NASA announced that its first wings were released yesterday, and the second on Saturday morning.
Engineering teams at the Space Telescope Institute in Baltimore, Maryland, celebrated the moment NASA tweeted that the final wing was ready. “The final wing is now deployed,” the agency tweeted, adding that the team worked “to secure the wing in place, a process that takes several hours.”
The main mirror of this iconic telescope is about 6.5 meters in diameter, so it was too large to accommodate a rocket, as it was when it was launched two weeks ago. Because of this, its sides were curved.
NASA said the deployment was a complex and difficult task, noting it was the most challenging project it had ever attempted.
Webb, the most powerful space telescope ever built and behind Hubble, took off from French Guiana on an Ariane 5 rocket on December 25 and headed to its orbit point, 1.5 million kilometers from Earth.
Although Webb will reach his space destination, known as Lagrange Point II, within weeks, he still has five and a half months of preparation to complete.
The first galaxies
Infrared technology allows him to see the first stars and galaxies that formed 13.5 billion years ago, giving astronomers a new perspective on the early universe.
“Before the celebration, we still have work to do,” NASA expressed in its live updates. “Once the final lock is secured, the entire NASA Web will be deployed into space,” he said.
Earlier this week, the telescope deployed its five-layer heat shield, a 21-meter device that acts as a sun canopy, ensuring that Webb’s instruments stay in the shade so they can detect faint infrared signals from the ends of the universe.
The telescope’s mission involves studying distant planets to determine their origin, evolution, and habitability.
NASA’s blog about the telescope reported Saturday that the procedure was “the last major deployment of the observatory. According to the space agency’s vice president of telescope design, John Dorning, the deployments were “100% successful.”

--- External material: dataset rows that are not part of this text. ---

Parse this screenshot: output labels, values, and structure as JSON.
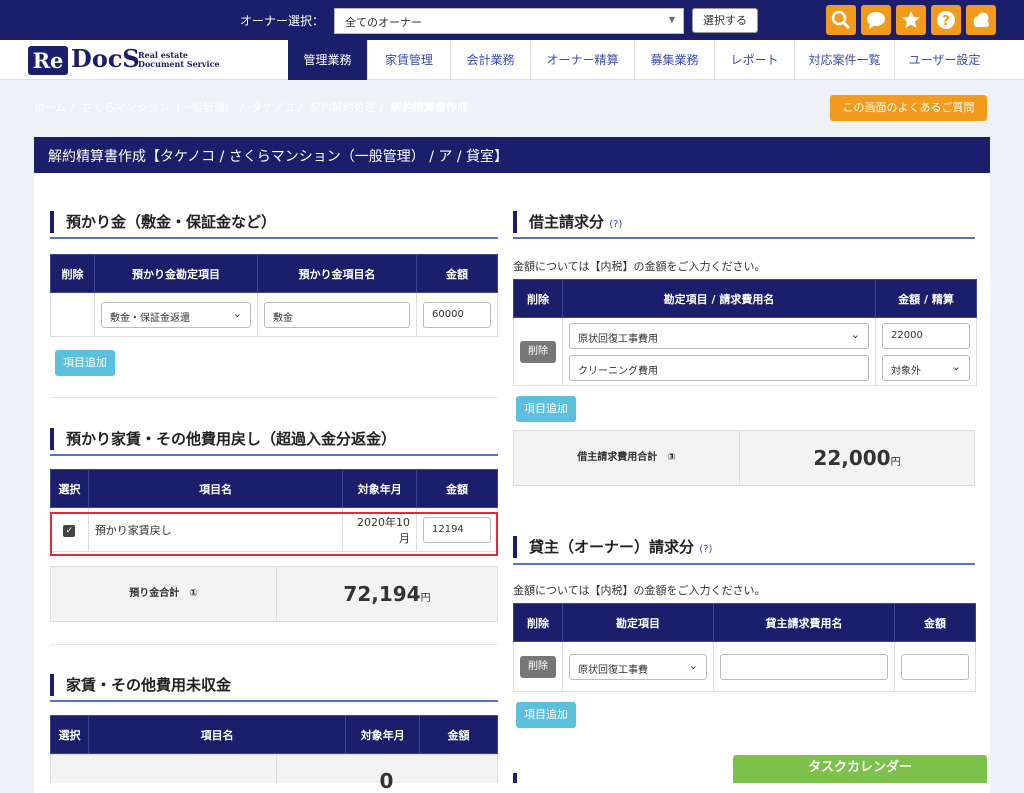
{
  "topbar": {
    "owner_label": "オーナー選択：",
    "owner_value": "全てのオーナー",
    "select_button": "選択する",
    "icons": [
      "search-icon",
      "chat-icon",
      "star-icon",
      "help-icon",
      "cloud-icon"
    ]
  },
  "logo": {
    "re": "Re",
    "docs": "DocS",
    "sub1": "Real estate",
    "sub2": "Document Service"
  },
  "nav": {
    "tabs": [
      "管理業務",
      "家賃管理",
      "会計業務",
      "オーナー精算",
      "募集業務",
      "レポート",
      "対応案件一覧",
      "ユーザー設定"
    ],
    "active": "管理業務"
  },
  "breadcrumb": {
    "items": [
      "ホーム",
      "さくらマンション（一般管理）",
      "タケノコ",
      "契約解約処理"
    ],
    "current": "解約精算書作成",
    "sep": "/"
  },
  "faq_button": "この画面のよくあるご質問",
  "page_title": "解約精算書作成【タケノコ / さくらマンション（一般管理） / ア / 貸室】",
  "deposit": {
    "title": "預かり金（敷金・保証金など）",
    "headers": [
      "削除",
      "預かり金勘定項目",
      "預かり金項目名",
      "金額"
    ],
    "row": {
      "item": "敷金・保証金返還",
      "name": "敷金",
      "amount": "60000"
    },
    "add_button": "項目追加"
  },
  "rent_return": {
    "title": "預かり家賃・その他費用戻し（超過入金分返金）",
    "headers": [
      "選択",
      "項目名",
      "対象年月",
      "金額"
    ],
    "row": {
      "checked": true,
      "check_mark": "✓",
      "name": "預かり家賃戻し",
      "month": "2020年10月",
      "amount": "12194"
    },
    "total_label": "預り金合計　①",
    "total_value": "72,194",
    "total_unit": "円"
  },
  "unpaid": {
    "title": "家賃・その他費用未収金",
    "headers": [
      "選択",
      "項目名",
      "対象年月",
      "金額"
    ],
    "partial_value": "0"
  },
  "tenant_claim": {
    "title": "借主請求分",
    "help": "(?)",
    "note": "金額については【内税】の金額をご入力ください。",
    "headers": [
      "削除",
      "勘定項目 / 請求費用名",
      "金額 / 精算"
    ],
    "row": {
      "delete": "削除",
      "item": "原状回復工事費用",
      "amount": "22000",
      "name": "クリーニング費用",
      "settle": "対象外"
    },
    "add_button": "項目追加",
    "total_label": "借主請求費用合計　③",
    "total_value": "22,000",
    "total_unit": "円"
  },
  "owner_claim": {
    "title": "貸主（オーナー）請求分",
    "help": "(?)",
    "note": "金額については【内税】の金額をご入力ください。",
    "headers": [
      "削除",
      "勘定項目",
      "貸主請求費用名",
      "金額"
    ],
    "row": {
      "delete": "削除",
      "item": "原状回復工事費",
      "name": "",
      "amount": ""
    },
    "add_button": "項目追加"
  },
  "task_calendar": "タスクカレンダー",
  "colors": {
    "navy": "#1b1e6a",
    "orange": "#f29a1c",
    "cyan": "#5bc0de",
    "green": "#7cc24a",
    "highlight_red": "#e22b3a"
  }
}
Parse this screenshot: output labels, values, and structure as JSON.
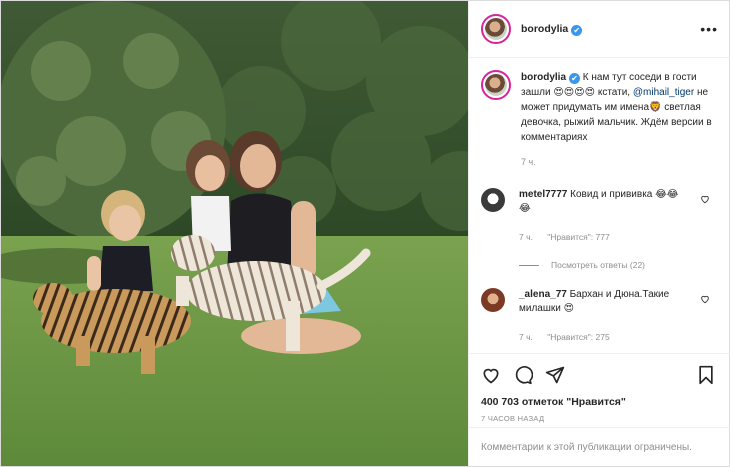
{
  "post": {
    "username": "borodylia",
    "verified_mark": "✔",
    "more_icon": "more-horizontal-icon"
  },
  "caption": {
    "username": "borodylia",
    "text_part1": " К нам тут соседи в гости зашли 😍😍😍😍 кстати, ",
    "mention": "@mihail_tiger",
    "text_part2": " не может придумать им имена🦁 светлая девочка, рыжий мальчик. Ждём версии в комментариях",
    "time": "7 ч."
  },
  "comments": [
    {
      "username": "metel7777",
      "text": " Ковид и прививка 😂😂😂",
      "time": "7 ч.",
      "likes_label": "\"Нравится\": 777",
      "replies_label": "Посмотреть ответы (22)"
    },
    {
      "username": "_alena_77",
      "text": " Бархан и Дюна.Такие милашки 😍",
      "time": "7 ч.",
      "likes_label": "\"Нравится\": 275"
    }
  ],
  "stats": {
    "likes": "400 703 отметок \"Нравится\"",
    "posted": "7 ЧАСОВ НАЗАД"
  },
  "footer": {
    "limited": "Комментарии к этой публикации ограничены."
  }
}
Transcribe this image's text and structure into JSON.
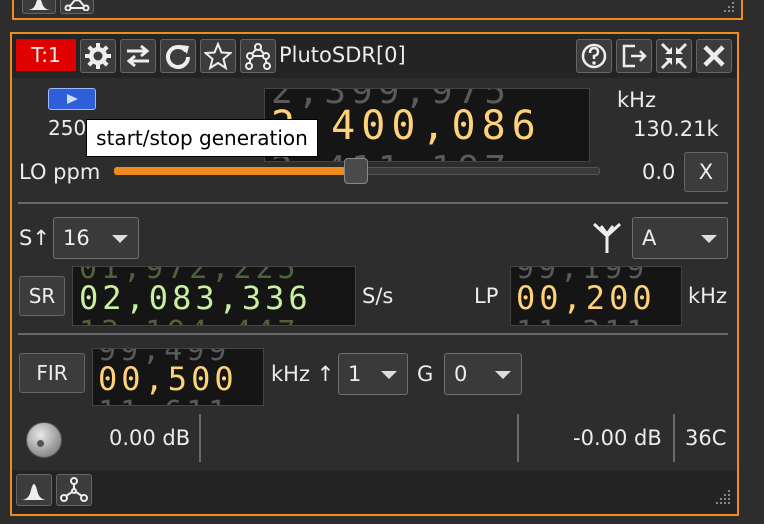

“This was probably the most dangerous part of the mission,” Bill Ochs, NASA’s Web project manager, told a news conference. “It doesn’t mean that all of our risks are gone.”
According to the NASA blog, “its success will allow the development of missions over the next five and a half months, consisting of determining a stable operating temperature, aligning mirrors and calibrating scientific instruments.”